Kyocera introduced three new CDMA phones at CTIA. All three are basic clamshells that will serve as entry level phones or just-above entry level. Despite their humble aspirations, these three phones have their own sense of style and offer the mildly fashion-conscious a reasonably good looking piece of hardware. Each of them only supports 1xRTT wireless data, and they have yet to be picked up by any U.S. carriers.
The Neo was the top of the new line from Kyocera. This phone has a hidden OLED display on the front that will display call and message alerts. But that's not what you notice. What really stands out is the pulsing blue light that serves as a backbone of sorts for the Neo. It's a very attractive design element. We're not sure if you can turn this pulsing light off, or if it always pulses, but it is definitely a cool touch.
The rest of the hardware is made of fairly smooth plastics that feel pretty good in your hand. It is very light and balanced both closed an open. The volume toggle and camera keys on the left side of the phone were adequate, and the hatch covering the microUSB port were all easy to find and offered acceptable feedback. The numeric keypad is completely flat, but the keys offered a lot of feedback and travel. Because of the flat nature of the keypad and lack of any real physical cues, it was sometimes difficult to tell exactly where your thumb was on the Neo's keypad. We wish Kyocera had included the standard nub on the 5 key or some other way to tell users where their thumbs are.

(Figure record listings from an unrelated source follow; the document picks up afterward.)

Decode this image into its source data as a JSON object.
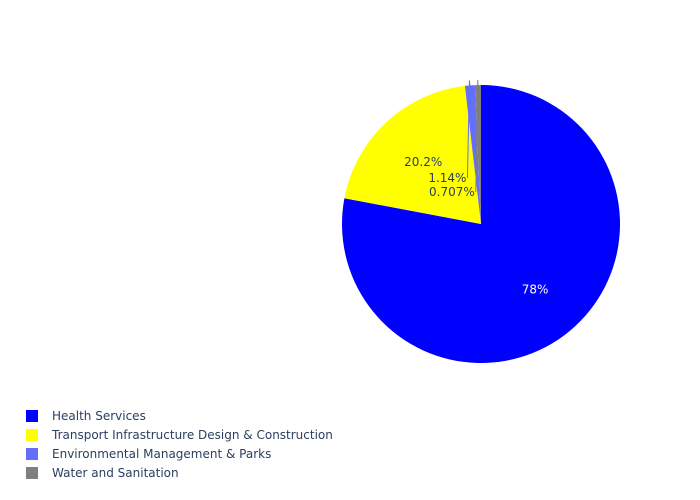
{
  "chart_data": {
    "type": "pie",
    "labels": [
      "Health Services",
      "Transport Infrastructure Design & Construction",
      "Environmental Management & Parks",
      "Water and Sanitation"
    ],
    "values": [
      78.0,
      20.2,
      1.14,
      0.707
    ],
    "value_labels": [
      "78%",
      "20.2%",
      "1.14%",
      "0.707%"
    ],
    "colors": [
      "#0000ff",
      "#ffff00",
      "#636efa",
      "#7f7f7f"
    ],
    "label_colors": [
      "#ffffff",
      "#2a3f5f",
      "#2a3f5f",
      "#2a3f5f"
    ],
    "start_angle": "12 o'clock",
    "direction": "clockwise",
    "legend": {
      "position": "bottom-left",
      "marker_colors": [
        "#0000ff",
        "#ffff00",
        "#636efa",
        "#7f7f7f"
      ]
    }
  }
}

The main menu system of the Neo was working, but nothing beyond that. We were able to zoom around and see all the different things that will be included on the final build of the phone, but the actual applications did not load/work. The menu grid made sense and didn't present any obstacles in finding applications or tools.
Given its feature set, this phone could be a good option for those that want more than the entry level phone has to offer.

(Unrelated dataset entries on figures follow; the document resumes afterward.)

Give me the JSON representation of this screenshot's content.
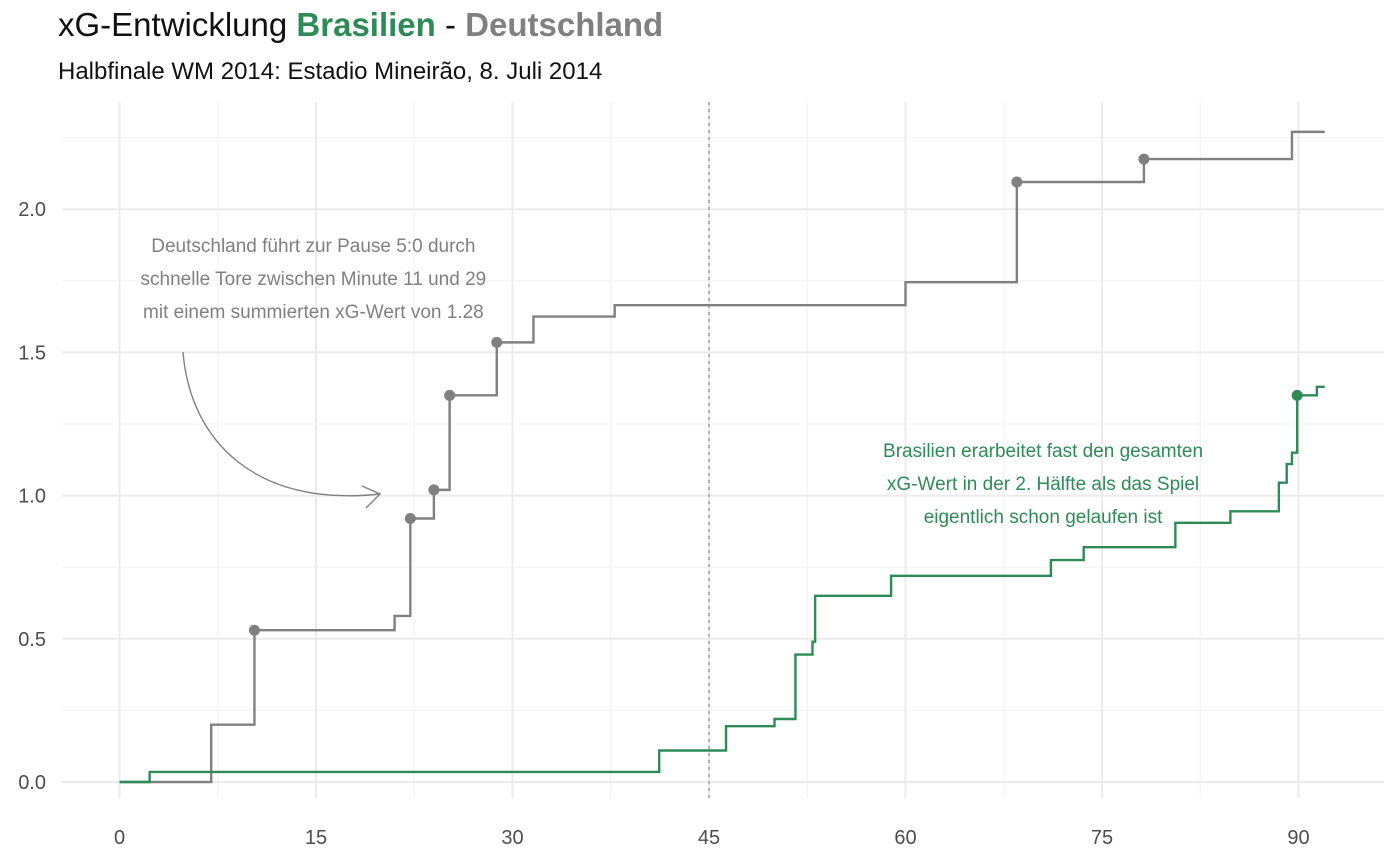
{
  "title": {
    "prefix": "xG-Entwicklung ",
    "team_a": "Brasilien",
    "separator": " - ",
    "team_b": "Deutschland"
  },
  "subtitle": "Halbfinale WM 2014: Estadio Mineirão, 8. Juli 2014",
  "chart_data": {
    "type": "line",
    "step": true,
    "title": "xG-Entwicklung Brasilien - Deutschland",
    "subtitle": "Halbfinale WM 2014: Estadio Mineirão, 8. Juli 2014",
    "xlabel": "",
    "ylabel": "",
    "xlim": [
      0,
      92
    ],
    "ylim": [
      0,
      2.3
    ],
    "x_ticks": [
      0,
      15,
      30,
      45,
      60,
      75,
      90
    ],
    "y_ticks": [
      0.0,
      0.5,
      1.0,
      1.5,
      2.0
    ],
    "y_tick_labels": [
      "0.0",
      "0.5",
      "1.0",
      "1.5",
      "2.0"
    ],
    "grid": true,
    "legend": "none",
    "halftime_line_x": 45,
    "series": [
      {
        "name": "Deutschland",
        "color": "#808080",
        "x": [
          0,
          7,
          10.3,
          21,
          22.2,
          24,
          25.2,
          28.8,
          31.6,
          37.8,
          60,
          68.5,
          78.2,
          89.5,
          92
        ],
        "y": [
          0,
          0.2,
          0.53,
          0.58,
          0.92,
          1.02,
          1.35,
          1.535,
          1.625,
          1.665,
          1.745,
          2.095,
          2.175,
          2.27,
          2.27
        ],
        "goals": [
          {
            "x": 10.3,
            "y": 0.53
          },
          {
            "x": 22.2,
            "y": 0.92
          },
          {
            "x": 24,
            "y": 1.02
          },
          {
            "x": 25.2,
            "y": 1.35
          },
          {
            "x": 28.8,
            "y": 1.535
          },
          {
            "x": 68.5,
            "y": 2.095
          },
          {
            "x": 78.2,
            "y": 2.175
          }
        ]
      },
      {
        "name": "Brasilien",
        "color": "#2e8b57",
        "x": [
          0,
          2.3,
          41.2,
          46.3,
          50,
          51.6,
          52.9,
          53.1,
          58.9,
          71.1,
          73.6,
          80.6,
          84.8,
          88.5,
          89.1,
          89.5,
          89.9,
          91.4,
          92
        ],
        "y": [
          0,
          0.035,
          0.11,
          0.195,
          0.22,
          0.445,
          0.49,
          0.65,
          0.72,
          0.775,
          0.82,
          0.905,
          0.945,
          1.045,
          1.11,
          1.15,
          1.35,
          1.38,
          1.38
        ],
        "goals": [
          {
            "x": 89.9,
            "y": 1.35
          }
        ]
      }
    ],
    "annotations": [
      {
        "lines": [
          "Deutschland führt zur Pause 5:0 durch",
          "schnelle Tore zwischen Minute 11 und 29",
          "mit einem summierten xG-Wert von 1.28"
        ],
        "color": "#808080",
        "x": 14.8,
        "y": 1.85
      },
      {
        "lines": [
          "Brasilien erarbeitet fast den gesamten",
          "xG-Wert in der 2. Hälfte als das Spiel",
          "eigentlich schon gelaufen ist"
        ],
        "color": "#2e8b57",
        "x": 70.5,
        "y": 1.135
      }
    ]
  }
}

Here is a brief video tour of the Neo:
This phone is a little tiny bit of a step down from the Neo. It is less stylish, but just as functional. The graphite and silver coloring is nice, and it is a very light phone. It weighs barely anything and because the body is fairly narrow, it was easy to grip it in your hand. The buttons on the left side of the phone were not working all that well, and were recessed so far into the body of the phone that they were difficult to press. Perhaps this was a pre-production unit that had seen too much time on the show floor. There is a nice notch in the seam of the phone for your thumb. This helps you pop the phone open. quite easily.
Once open, you can see the flat keypad. The numeric keys themselves moved quite well and offered plenty of feedback and travel. The D-pad, however barely offered any feedback and travel. It was quite difficult to tell when you had pressed the buttons and this led to navigation errors. The D-pad also has only small slivers of space for your thumb to actually press it.
The screen of the Mako is strangely small. It is well under the two-inch mark, and floats in a giant black panel on the top half of the flip. It really looks odd. Whatver reason the Mako has such a small display, the colors looked nice.
The Mako's OS was also more full realized than that of the Neo. We were able to sample many of the applications. They were speedy and worked well. The camera application was okay for taking snapshots, but there's very little to customize with it, so you won't be rivaling Ansel Adams with it.
Here is a brief video tour of the Mako:
This phone is yet another step down from the previous two we've discussed here. The Adreno is a basic clamshell and has a single line display on the front to show you messaging call alerts. It is a small and light phone, very pocketable and easy to hold onto.
Opening it up, there is a flat keypad, with some hexagonal ridges on the keypad. These ridges appear to be for design sake, and definitely give the keypad a unique look. Using the keypad was straight forward. The keys offered acceptable travel and feedback, and so did the D-pad and navigational keys.
The menu system was the same as on the Mako, and the grid was easy enough to decipher and use to access the phone's features and functions.